Thursday, December 15, 2011

Under Siege

"In Heaven there is the Thunder God, on Earth there is Lufeng and Wukan."
The 20,000 residents of Wukan, a resilient, determined group of Chinese citizens, could use some help from the Thunder God. Their resistance to continue permitting their local provincial government to keep looting their ancestral farmlands for commercial development when they would far prefer to maintain it for agricultural sustenance has placed them under siege.

Beijing, looking at its rule of 1.3-billion Chinese, estimates there occurs roughly 180,000 "mass incidents" annually in China. These are unfortunate occurrences, where people assemble in a mass protest, a grievance against some perceived wrong, an incident, an injustice, where the government sends in its troops and swiftly settles the 'unrest'.

The need for 'harmony' is paramount.

What is occurring now in Wukan is slightly out of the ordinary. The people of Wukan are not prepared to be placated, nor are they prepared to surrender their anger to the firm control of their communist overseers whose counsel has kept them firmly under its thumb for the last three decades. They have been forcibly removed, the villagers now on their own, and liking it, immensely.

They feel no obligation to be harmonious to the plans of their government.

Their initial protest saw one of their leaders, Xue Jinbo, 43, taken into police custody. For interrogation, of course, and to give the authorities the opportunity to change Xue Jinbo's stubborn mind. And then, of course, to return him to the village to do his obligatory part in changing the collective minds of the villagers.

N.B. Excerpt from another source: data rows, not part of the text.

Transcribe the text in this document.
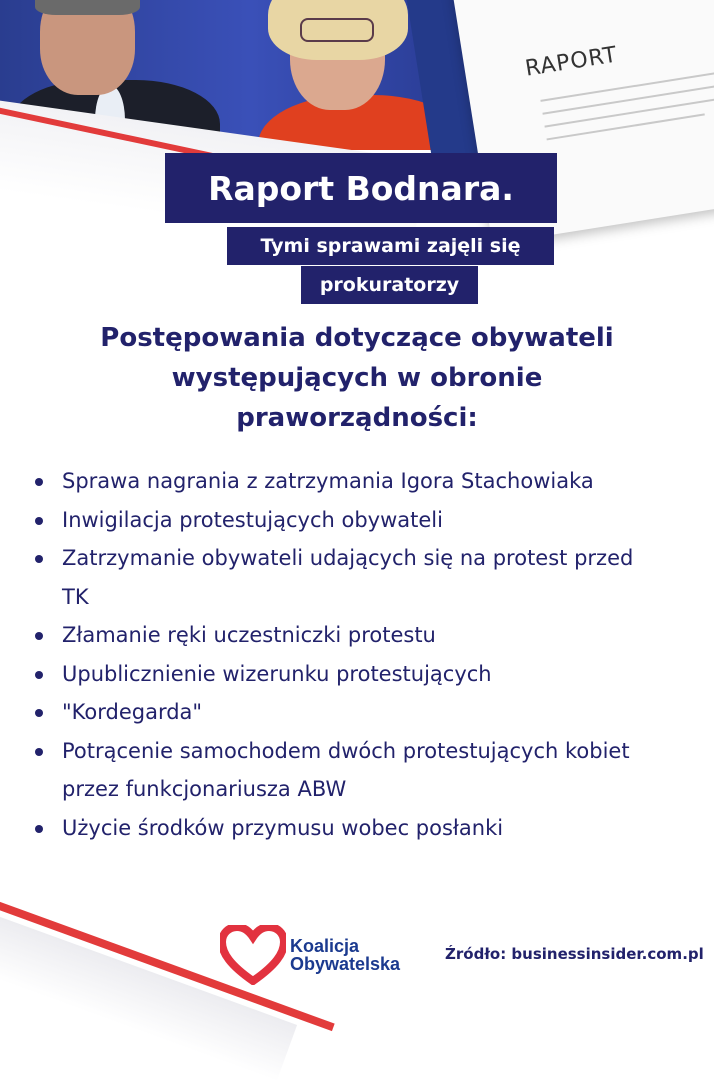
RAPORT
Raport Bodnara.
Tymi sprawami zajęli się
prokuratorzy
Postępowania dotyczące obywateli
występujących w obronie
praworządności:
Sprawa nagrania z zatrzymania Igora Stachowiaka
Inwigilacja protestujących obywateli
Zatrzymanie obywateli udających się na protest przed TK
Złamanie ręki uczestniczki protestu
Upublicznienie wizerunku protestujących
"Kordegarda"
Potrącenie samochodem dwóch protestujących kobiet przez funkcjonariusza ABW
Użycie środków przymusu wobec posłanki
Koalicja
Obywatelska	Źródło: businessinsider.com.pl
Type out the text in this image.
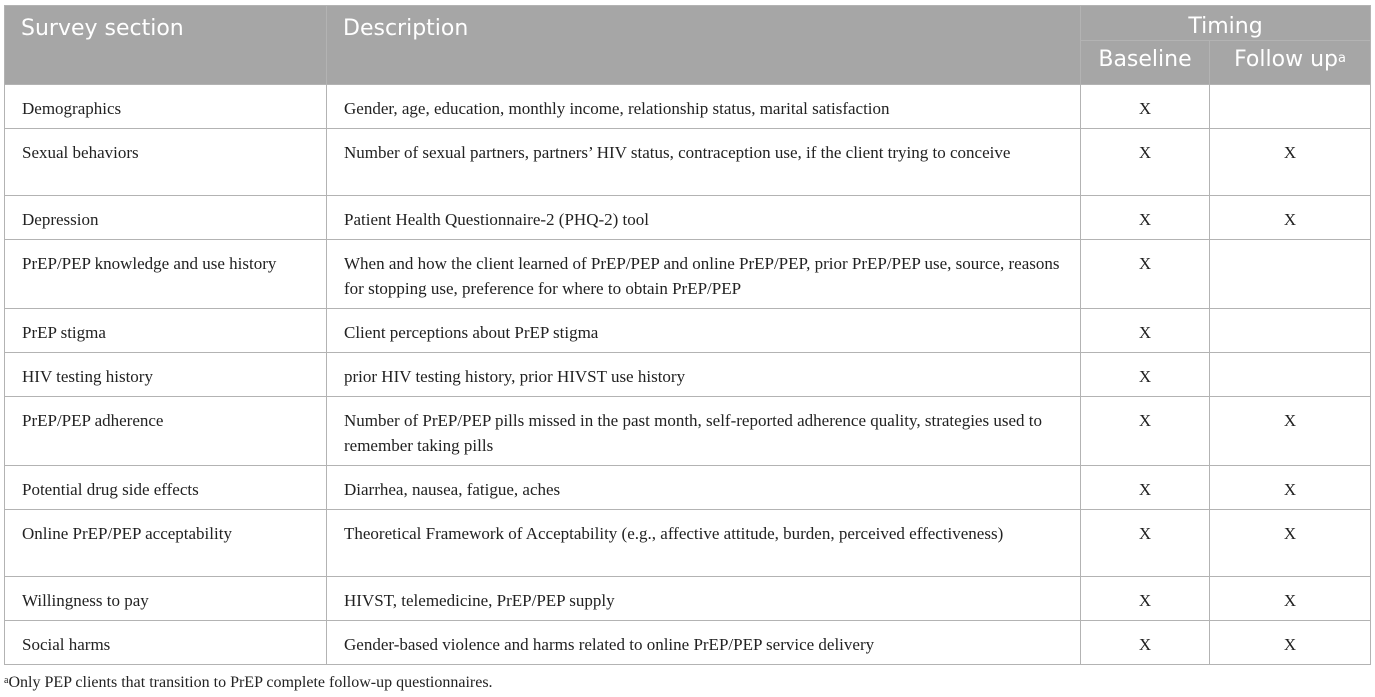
Survey section	Description	Timing	
		Baseline	Follow up$^a$
Demographics	Gender, age, education, monthly income, relationship status, marital satisfaction	X	
Sexual behaviors	Number of sexual partners, partners’ HIV status, contraception use, if the client trying to conceive	X	X
Depression	Patient Health Questionnaire-2 (PHQ-2) tool	X	X
PrEP/PEP knowledge and use history	When and how the client learned of PrEP/PEP and online PrEP/PEP, prior PrEP/PEP use, source, reasons for stopping use, preference for where to obtain PrEP/PEP	X	
PrEP stigma	Client perceptions about PrEP stigma	X	
HIV testing history	prior HIV testing history, prior HIVST use history	X	
PrEP/PEP adherence	Number of PrEP/PEP pills missed in the past month, self-reported adherence quality, strategies used to remember taking pills	X	X
Potential drug side effects	Diarrhea, nausea, fatigue, aches	X	X
Online PrEP/PEP acceptability	Theoretical Framework of Acceptability (e.g., affective attitude, burden, perceived effectiveness)	X	X
Willingness to pay	HIVST, telemedicine, PrEP/PEP supply	X	X
Social harms	Gender-based violence and harms related to online PrEP/PEP service delivery	X	X
$^a$Only PEP clients that transition to PrEP complete follow-up questionnaires.
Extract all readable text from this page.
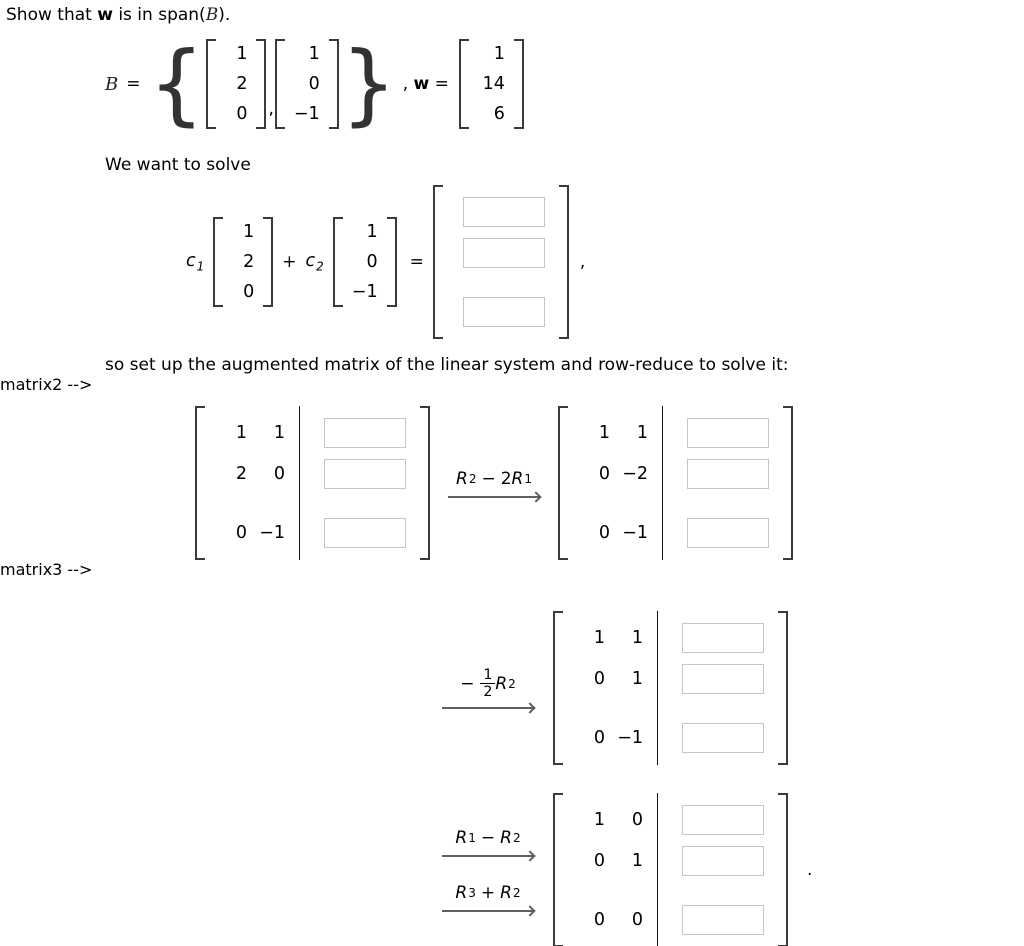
Show that w is in span(B).
B = {	1
2
0 ,
1
0
−1 } , w =
1
14
6
We want to solve
$c_1$
1
2
0
+ $c_2$
1
0
−1
=	,
so set up the augmented matrix of the linear system and row-reduce to solve it:
matrix2 -->
1	1
2	0
0 −1
R 2 − 2 R 1
1	1
0 −2
0 −1
matrix3 -->
− $\frac{1}{2}$ R 2
1	1
0	1
0 −1
R 1 − R 2
R 3 + R 2
1	0
0	1
0	0
.
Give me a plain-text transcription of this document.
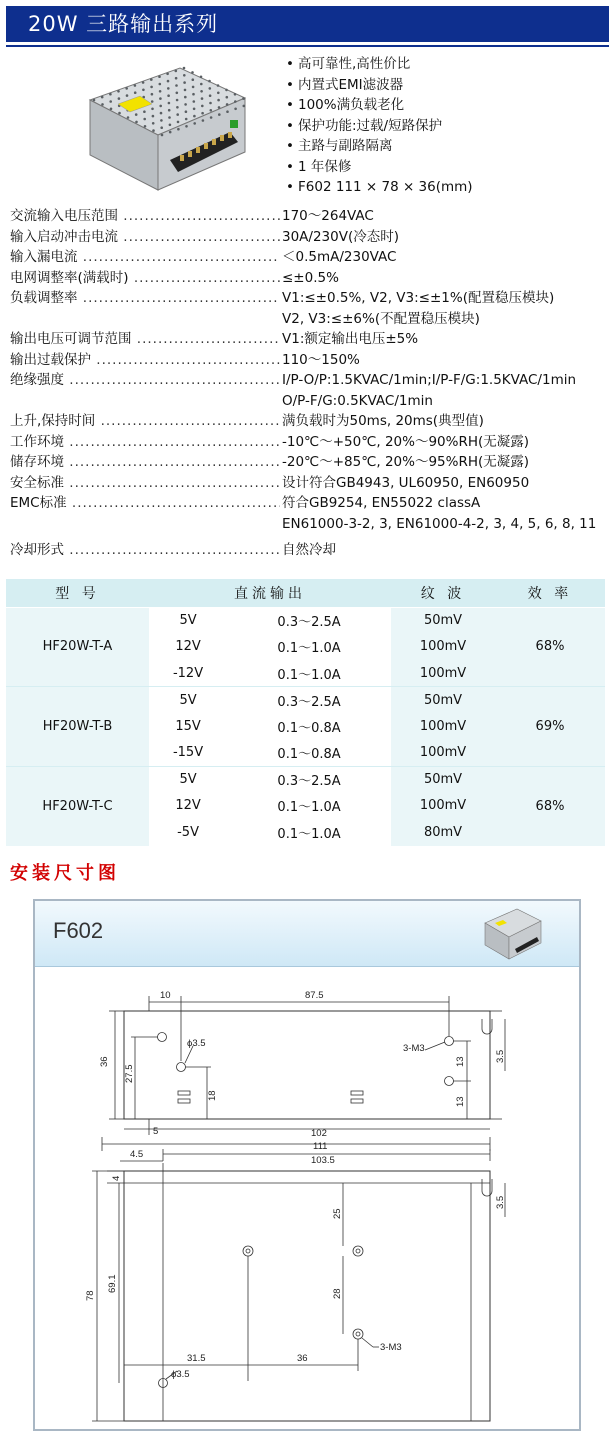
20W 三路输出系列
• 高可靠性,高性价比
• 内置式EMI滤波器
• 100%满负载老化
• 保护功能:过载/短路保护
• 主路与副路隔离
• 1 年保修
• F602 111 × 78 × 36(mm)
交流输入电压范围 .....	170～264VAC
输入启动冲击电流 .....	30A/230V(冷态时)
输入漏电流 .....	＜0.5mA/230VAC
电网调整率(满载时) .....	≤±0.5%
负载调整率 .....	V1:≤±0.5%, V2, V3:≤±1%(配置稳压模块)
V2, V3:≤±6%(不配置稳压模块)
输出电压可调节范围 .....	V1:额定输出电压±5%
输出过载保护 .....	110～150%
绝缘强度 .....	I/P-O/P:1.5KVAC/1min;I/P-F/G:1.5KVAC/1min
O/P-F/G:0.5KVAC/1min
上升,保持时间 .....	满负载时为50ms, 20ms(典型值)
工作环境 .....	-10℃～+50℃, 20%～90%RH(无凝露)
储存环境 .....	-20℃～+85℃, 20%～95%RH(无凝露)
安全标准 .....	设计符合GB4943, UL60950, EN60950
EMC标准 .....	符合GB9254, EN55022 classA
EN61000-3-2, 3, EN61000-4-2, 3, 4, 5, 6, 8, 11
冷却形式 .....	自然冷却
型 号	直流输出		纹 波	效 率
HF20W-T-A	5V	0.3～2.5A	50mV	68%
	12V	0.1～1.0A	100mV	
	-12V	0.1～1.0A	100mV	
HF20W-T-B	5V	0.3～2.5A	50mV	69%
	15V	0.1～0.8A	100mV	
	-15V	0.1～0.8A	100mV	
HF20W-T-C	5V	0.3～2.5A	50mV	68%
	12V	0.1～1.0A	100mV	
	-5V	0.1～1.0A	80mV	
安装尺寸图
F602
10	87.5
ϕ3.5	3-M3
36
27.5
18
13
13
3.5
5	102
111
4.5
103.5
4
3.5
25
28
3-M3
78
69.1
31.5	36
ϕ3.5
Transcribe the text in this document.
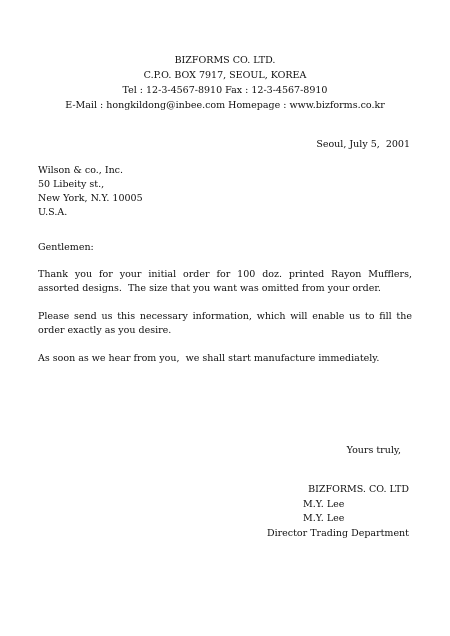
BIZFORMS CO. LTD.
C.P.O. BOX 7917, SEOUL, KOREA
Tel : 12-3-4567-8910 Fax : 12-3-4567-8910
E-Mail : hongkildong@inbee.com Homepage : www.bizforms.co.kr
Seoul, July 5,  2001
Wilson & co., Inc.
50 Libeity st.,
New York, N.Y. 10005
U.S.A.
Gentlemen:

Thank you for your initial order for 100 doz. printed Rayon Mufflers, assorted designs.  The size that you want was omitted from your order.

Please send us this necessary information, which will enable us to fill the order exactly as you desire.

As soon as we hear from you,  we shall start manufacture immediately.

Yours truly,
BIZFORMS. CO. LTD
M.Y. Lee
M.Y. Lee
Director Trading Department
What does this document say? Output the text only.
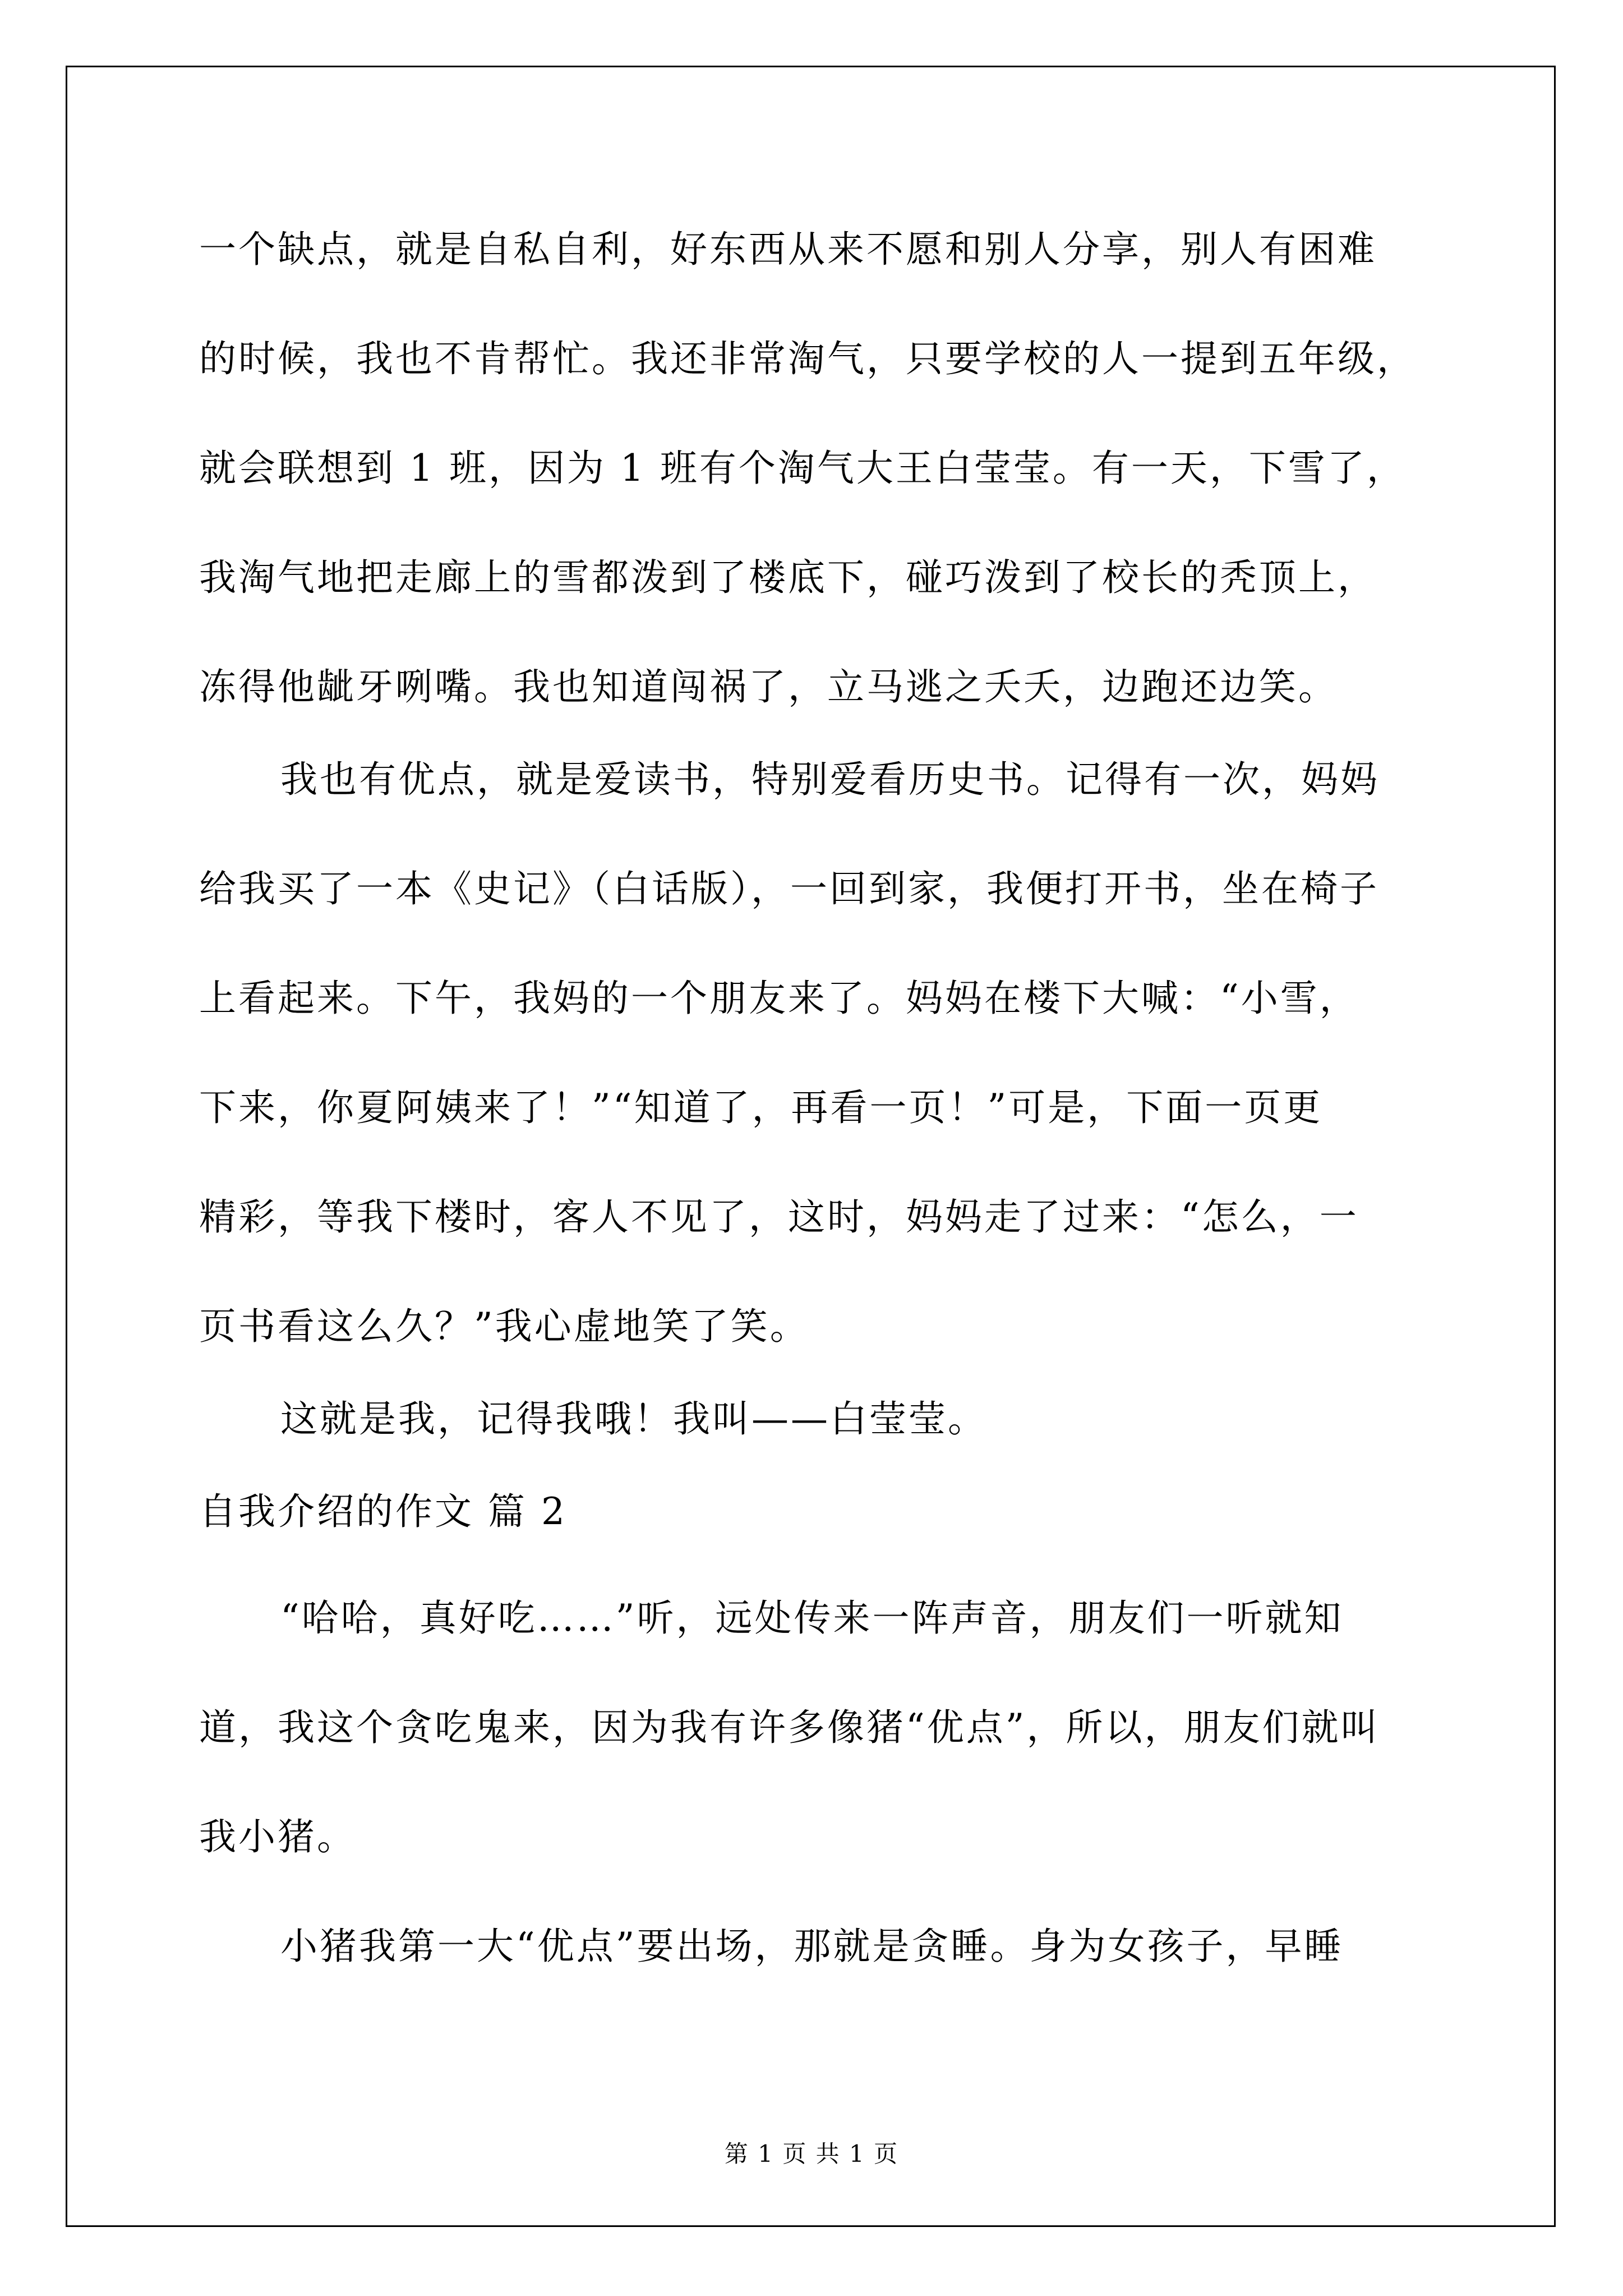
一个缺点，就是自私自利，好东西从来不愿和别人分享，别人有困难
的时候，我也不肯帮忙。我还非常淘气，只要学校的人一提到五年级，
就会联想到 1 班，因为 1 班有个淘气大王白莹莹。有一天，下雪了，
我淘气地把走廊上的雪都泼到了楼底下，碰巧泼到了校长的秃顶上，
冻得他龇牙咧嘴。我也知道闯祸了，立马逃之夭夭，边跑还边笑。
我也有优点，就是爱读书，特别爱看历史书。记得有一次，妈妈
给我买了一本《史记》（白话版），一回到家，我便打开书，坐在椅子
上看起来。下午，我妈的一个朋友来了。妈妈在楼下大喊：“小雪，
下来，你夏阿姨来了！”“知道了，再看一页！”可是，下面一页更
精彩，等我下楼时，客人不见了，这时，妈妈走了过来：“怎么，一
页书看这么久？”我心虚地笑了笑。
这就是我，记得我哦！我叫——白莹莹。
自我介绍的作文 篇 2
“哈哈，真好吃……”听，远处传来一阵声音，朋友们一听就知
道，我这个贪吃鬼来，因为我有许多像猪“优点”，所以，朋友们就叫
我小猪。
小猪我第一大“优点”要出场，那就是贪睡。身为女孩子，早睡
第 1 页 共 1 页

Something went wrong. Now the villagers are insisting that he be returned: "Return the body! Return our brother! Return our farmland! Wukan has been wronged! Blood debt must be paid! Where is justice?" they now scream, infuriated and resolutely refusing to lay down their rightful wrath against their oppressors.
"There were cuts and bruises on the corners of his mouth and on his forehead, and both his nostrils were full of blood. His chest was grazed and his thumbs looked like they had been broken backwards. Both his knees were black. They refused to release the body to us." Xue Jinbo's 21-year-old daughter, Xue Jianwan.
The world has been alerted about China's latest troubles. But not China, that news is censored, internally. China has no wish to inform the rest of the country of its problems with "seditionists". The villagers' access to food and water has been cut off; none allowed in, and officially no one allowed out; they are under siege.
"We think we can last for ten to twelve days. We are using a corridor to the next village to smuggle in meat and vegetables on the back of motorbikes, but each trip takes an hour. The main problem is rice, but we are taking each day as it comes."